Auvert, François

Biographie


Né vers 1806. Argenteur. Carel (voir Carel, Eustache, Auguste) lui délivra, le 3 août 1830, le certificat suivant : « Le major soussigné, chargé du commandement des Tuileries les 29, 30, 31, 1er et 2 août, atteste que MM. les gardes nationaux dont les noms sont inscrits au bas du présent acte et qui ont été de service au château des Tuileries depuis le 29 juillet jusqu’à ce jour, se sont conduits d’une manière digne d’éloge, non seulement pour la bravoure et l’intrépidité qu’ils ont montrées mais encore pour la probité dont ils ont fait preuve pour la conservation des objets précieux qui se trouvaient dans le château au moment où il a été envahi. Je déclare que c’est particulièrement à leur vigilance active et à leur imperturbable fermeté dans ces moments dangereux qu’il est dû la conservation des différents objets précieux dont l’inventaire a été fait par M. Mazug, commissaire de police du quartier des Tuileries, en vertu de l’ordre du gouvernement provisoire. M. Bourdel, Louis, Léon, tailleur d’habits, demeurant rue des Vieilles-Etuves-Saint-Honoré, n° 14, accompagné de Fleury sergent, Henry capitaine, Auvert, Tessier, Marchand, Déflechelle, Dacbert, Lecoq, Cany, Laurent.
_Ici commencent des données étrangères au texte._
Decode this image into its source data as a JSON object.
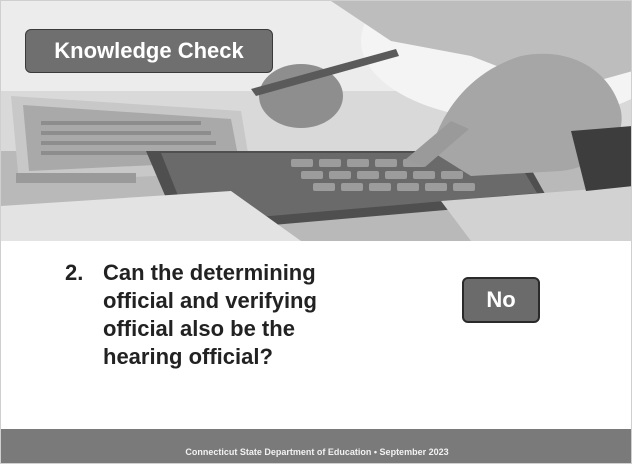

Enfin je certifie que les braves gardes nationaux dont les noms sont ci-dessus déclarés ont constamment continué leur service de la manière la plus honorable jusqu’à ce jour où ils ont été remplacés par un poste du 5e régiment de ligne. » Il avait une fiche de secours à son nom à mairie du (ancien) Ier arrondissement. En congé de l’Armée d’Afrique pour cause de blessures en 1833, il sollicita, cette année-là, la Croix de Juillet. Il rappelait avoir « obtenu un certificat, revêtu de la signature de M. Carel (voir Carel, Eustache, Auguste), alors gouverneur du château des Tuileries, et visé du commissaire de police du même quartier, qui constate la bonne conduite qu’il a tenue pour éviter la dévastation et par conséquent le pillage ». Il lui fut répondu que les travaux de la Commission des récompenses nationales étaient terminés et qu’elle seule avait la possibilité de se prononcer sur ses droits. Il demeurait 2, rue de Beaujolais en 1830 ; 30 et 31, rue du Roi-de-Sicile, chez M. Brisson, argenteur en 1833. Archives de Paris VD6 55 n° 5, mairie du (ancien) Ier arrondissement, gardes nationaux, fiche de domicile ; Archives de Paris VD6 91, liasse n° 5, une liste de blessés qui reçurent un secours ; Archives de Paris VD6 277 in dossier Bourdel, Louis, Léon ; Archives nationales F/9/1155.